A reportagem conversou com a eleitora, que confirma ter recebido o dinheiro do vereador.
— Eu sou uma dos mais de 40 que foram prestar depoimento, confirmando que venderam voto. Em dinheiro e material para casa — admite.
Outra eleitora, dona de casa, diz que recebeu R$ 150 em Pix. Afirma que escutou comentários de que Santos estava pagando por voto. Uma amiga teria recebido e repassado a ela.
Pobre precisa de dinheiro, né. Aqui sempre deu compra de voto. Em todas as eleições é assim. Não tem risco de eu ser presa, né? Porque aí vai ter que precisar de um ônibus para levar essa cambada de gente, pelo amor de Deus.
ELEITORA
Dona de casa que admiter ter vendido seu voto a Santos
As palavras da eleitora foram proféticas. O número de indiciados pela PF nesse caso é suficiente para encher um ônibus.
O vereador Fabiano Santos trabalha com operação de máquinas. Posteriormente, alguns dos entrevistados pelo GDI confirmaram a corrupção eleitoral, em depoimentos na Delegacia de Direitos Humanos e Defesa Institucional da PF (Delinst). Conforme depoimentos de eleitores à PF, Santos teria prometido ajuda por meio de maquinário para consertar estradas (pertencente a um familiar) e saibro.
Corrupção ativa e associação criminosa
Condutor do inquérito, o delegado Fernando Bertuol ouviu mais de 40 testemunhas e também, mediante mandados judiciais, realizou busca e apreensão na residência e em empresas de terraplenagem de familiares de Santos. Dos 36 indiciados, dois (o vereador e um familiar) foram indiciados por corrupção ativa (compra de votos) e associação criminosa. O político também foi indiciado por apropriação indevida de valores destinados ao financiamento eleitoral, omissão de gastos na prestação de contas eleitoral e coação a testemunha.
O Ministério Público já pediu a cassação de Santos, após mais de 20 pessoas declararem ter vendido apoio a ele nas urnas. A ação de investigação judicial eleitoral, movida pelo promotor de Justiça Camilo Vargas Santana, é por abuso de poder e captação ilícita de sufrágio. Caso condenado, o vereador pode ser cassado e ficar inelegível por oito anos.
Corrupção passaiva
Já os outros 34 indiciados responderão por corrupção passiva e associação criminosa — são eleitores que admitem ter vendido o voto ao vereador Santos.
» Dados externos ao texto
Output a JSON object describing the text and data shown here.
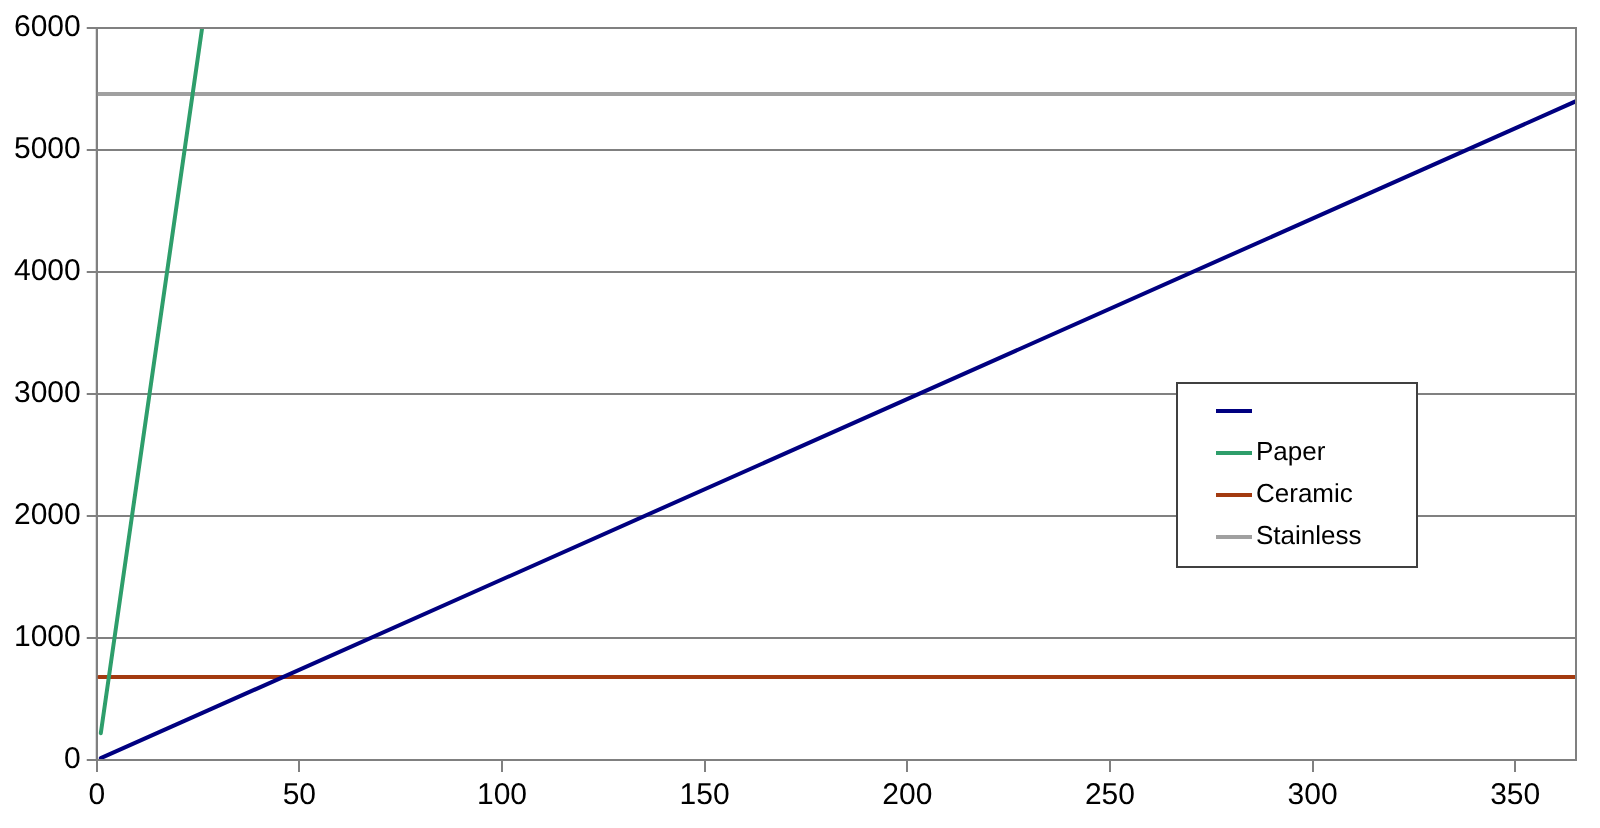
{
  "chart_data": {
    "type": "line",
    "xlim": [
      0,
      365
    ],
    "xticks": [
      0,
      50,
      100,
      150,
      200,
      250,
      300,
      350
    ],
    "ylim": [
      0,
      6000
    ],
    "yticks": [
      0,
      1000,
      2000,
      3000,
      4000,
      5000,
      6000
    ],
    "grid": "y",
    "legend": "right",
    "marker": "none",
    "line_style": "solid",
    "series": [
      {
        "color": "#000080",
        "x": [
          1,
          365
        ],
        "values": [
          15,
          5400
        ]
      },
      {
        "name": "Paper",
        "color": "#2e9e6b",
        "x": [
          1,
          26
        ],
        "values": [
          220,
          6000
        ]
      },
      {
        "name": "Ceramic",
        "color": "#a33a10",
        "x": [
          0.5,
          365
        ],
        "values": [
          680,
          680
        ]
      },
      {
        "name": "Stainless",
        "color": "#a0a0a0",
        "x": [
          0,
          365
        ],
        "values": [
          5460,
          5460
        ]
      }
    ]
  }
}
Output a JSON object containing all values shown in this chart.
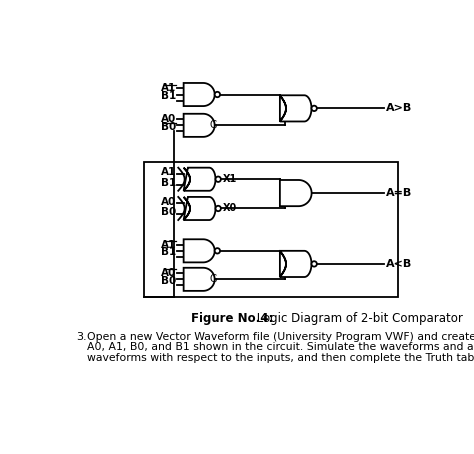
{
  "title_bold": "Figure No.4:",
  "title_normal": " Logic Diagram of 2-bit Comparator",
  "caption_line1": "Open a new Vector Waveform file (University Program VWF) and create the waveforms",
  "caption_line2": "A0, A1, B0, and B1 shown in the circuit. Simulate the waveforms and analyze the output",
  "caption_line3": "waveforms with respect to the inputs, and then complete the Truth table below.",
  "bg_color": "#ffffff",
  "fig_width": 4.74,
  "fig_height": 4.54,
  "dpi": 100
}
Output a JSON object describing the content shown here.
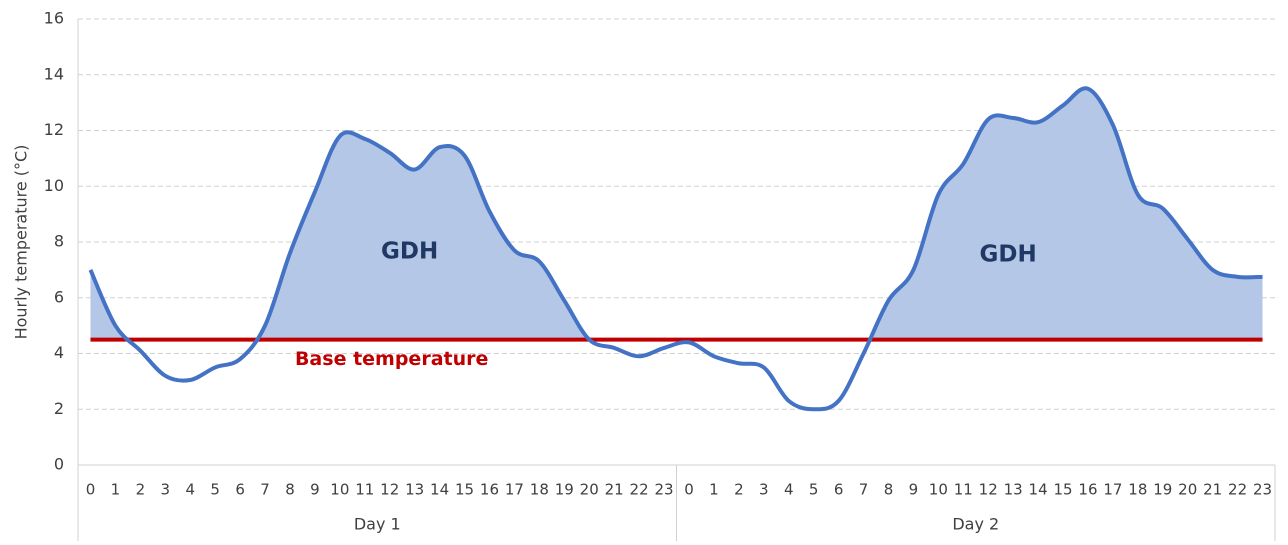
{
  "chart_data": {
    "type": "line",
    "y_label": "Hourly temperature (°C)",
    "categories": [
      "0",
      "1",
      "2",
      "3",
      "4",
      "5",
      "6",
      "7",
      "8",
      "9",
      "10",
      "11",
      "12",
      "13",
      "14",
      "15",
      "16",
      "17",
      "18",
      "19",
      "20",
      "21",
      "22",
      "23",
      "0",
      "1",
      "2",
      "3",
      "4",
      "5",
      "6",
      "7",
      "8",
      "9",
      "10",
      "11",
      "12",
      "13",
      "14",
      "15",
      "16",
      "17",
      "18",
      "19",
      "20",
      "21",
      "22",
      "23"
    ],
    "groups": [
      "Day 1",
      "Day 2"
    ],
    "series": [
      {
        "color": "#4472c4",
        "area_color": "#b4c7e7",
        "values": [
          7.0,
          5.0,
          4.1,
          3.2,
          3.05,
          3.5,
          3.8,
          5.0,
          7.6,
          9.8,
          11.8,
          11.7,
          11.2,
          10.6,
          11.4,
          11.1,
          9.1,
          7.7,
          7.3,
          5.9,
          4.5,
          4.2,
          3.9,
          4.2,
          4.4,
          3.9,
          3.65,
          3.5,
          2.3,
          2.0,
          2.3,
          4.0,
          5.9,
          7.0,
          9.7,
          10.8,
          12.4,
          12.45,
          12.3,
          12.9,
          13.5,
          12.2,
          9.7,
          9.2,
          8.1,
          7.0,
          6.75,
          6.75
        ]
      }
    ],
    "base_value": 4.5,
    "base_label": "Base temperature",
    "base_color": "#c00000",
    "annotations": [
      "GDH",
      "GDH"
    ],
    "annotation_color": "#1f3864",
    "ylim": [
      0,
      16
    ],
    "yticks": [
      0,
      2,
      4,
      6,
      8,
      10,
      12,
      14,
      16
    ],
    "grid": true
  }
}
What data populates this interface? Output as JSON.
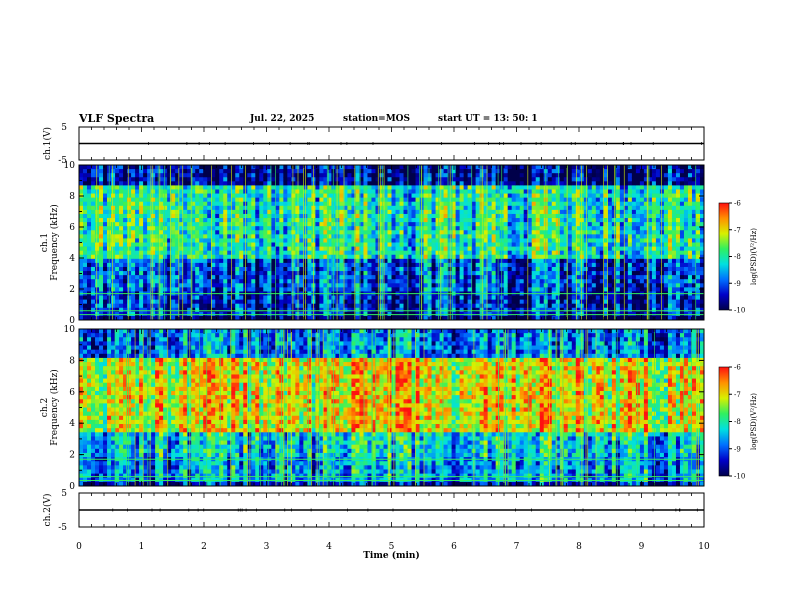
{
  "header": {
    "title": "VLF Spectra",
    "date": "Jul. 22, 2025",
    "station": "station=MOS",
    "start": "start UT = 13: 50: 1"
  },
  "colors": {
    "colormap": [
      "#00004a",
      "#0000c8",
      "#0070ff",
      "#00e0e0",
      "#30f060",
      "#d8f000",
      "#ff9000",
      "#ff1010",
      "#ffffff"
    ]
  },
  "chart_data": [
    {
      "type": "line",
      "panel": "waveform-ch1",
      "ylabel": "ch.1(V)",
      "ylim": [
        -5,
        5
      ],
      "yticks": [
        "5",
        "-5"
      ],
      "x": [
        0,
        10
      ],
      "values": [
        0,
        0
      ]
    },
    {
      "type": "heatmap",
      "panel": "spectrogram-ch1",
      "ylabel": "ch.1\nFrequency (kHz)",
      "xlim": [
        0,
        10
      ],
      "ylim": [
        0,
        10
      ],
      "yticks": [
        "10",
        "8",
        "6",
        "4",
        "2",
        "0"
      ],
      "colorbar": {
        "label": "log(PSD)(V²/Hz)",
        "range": [
          -10,
          -6
        ],
        "ticks": [
          "-6",
          "-7",
          "-8",
          "-9",
          "-10"
        ]
      },
      "bands": [
        {
          "fmin": 0,
          "fmax": 0.3,
          "level": -10
        },
        {
          "fmin": 0.3,
          "fmax": 1.8,
          "level": -9.3
        },
        {
          "fmin": 1.8,
          "fmax": 4,
          "level": -9.0
        },
        {
          "fmin": 4,
          "fmax": 8.8,
          "level": -8.0
        },
        {
          "fmin": 8.8,
          "fmax": 10,
          "level": -9.6
        }
      ],
      "lines_khz": [
        0.35,
        0.6,
        1.7
      ]
    },
    {
      "type": "heatmap",
      "panel": "spectrogram-ch2",
      "ylabel": "ch.2\nFrequency (kHz)",
      "xlim": [
        0,
        10
      ],
      "ylim": [
        0,
        10
      ],
      "yticks": [
        "10",
        "8",
        "6",
        "4",
        "2",
        "0"
      ],
      "colorbar": {
        "label": "log(PSD)(V²/Hz)",
        "range": [
          -10,
          -6
        ],
        "ticks": [
          "-6",
          "-7",
          "-8",
          "-9",
          "-10"
        ]
      },
      "bands": [
        {
          "fmin": 0,
          "fmax": 0.3,
          "level": -9.5
        },
        {
          "fmin": 0.3,
          "fmax": 1.8,
          "level": -8.6
        },
        {
          "fmin": 1.8,
          "fmax": 3.5,
          "level": -8.3
        },
        {
          "fmin": 3.5,
          "fmax": 8.2,
          "level": -7.0
        },
        {
          "fmin": 8.2,
          "fmax": 10,
          "level": -8.8
        }
      ],
      "lines_khz": [
        0.35,
        0.6,
        1.7
      ]
    },
    {
      "type": "line",
      "panel": "waveform-ch2",
      "ylabel": "ch.2(V)",
      "ylim": [
        -5,
        5
      ],
      "yticks": [
        "5",
        "-5"
      ],
      "x": [
        0,
        10
      ],
      "values": [
        0,
        0
      ]
    }
  ],
  "xaxis": {
    "label": "Time (min)",
    "ticks": [
      "0",
      "1",
      "2",
      "3",
      "4",
      "5",
      "6",
      "7",
      "8",
      "9",
      "10"
    ]
  }
}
A maioria deles colaborou com a investigação da PF, inclusive repassando prints de diálogos de WhatsApp com o vereador e comprovantes de Pix recebidos.
O delegado Bertuol diferencia o vereador dos que venderam o voto. "Em sua grande maioria, os autores do crime de corrupção eleitoral, na forma passiva, são eleitores de baixa escolaridade, pessoas simples, menos afortunados, que de forma espontânea colaboraram com as investigações, mantendo até dúvida razoável sobre a ciência da ilicitude de sua conduta", ressalta trecho do inquérito policial.
Com base nisso, o Ministério Público cogita propor a suspensão do processo judicial aos vendedores de voto que colaboraram com a investigação.
Contraponto
O que diz Fabiano Santos da Silva
A reportagem tentou contato com o vereador nesta quinta-feira (22), mas ele não respondeu.
Santos foi ouvido pela reportagem na época em que começou o processo eleitoral por compra de votos. E declarou: "Meus advogados aconselham a não me manifestar e nem comentar o processo. Vamos aguardar".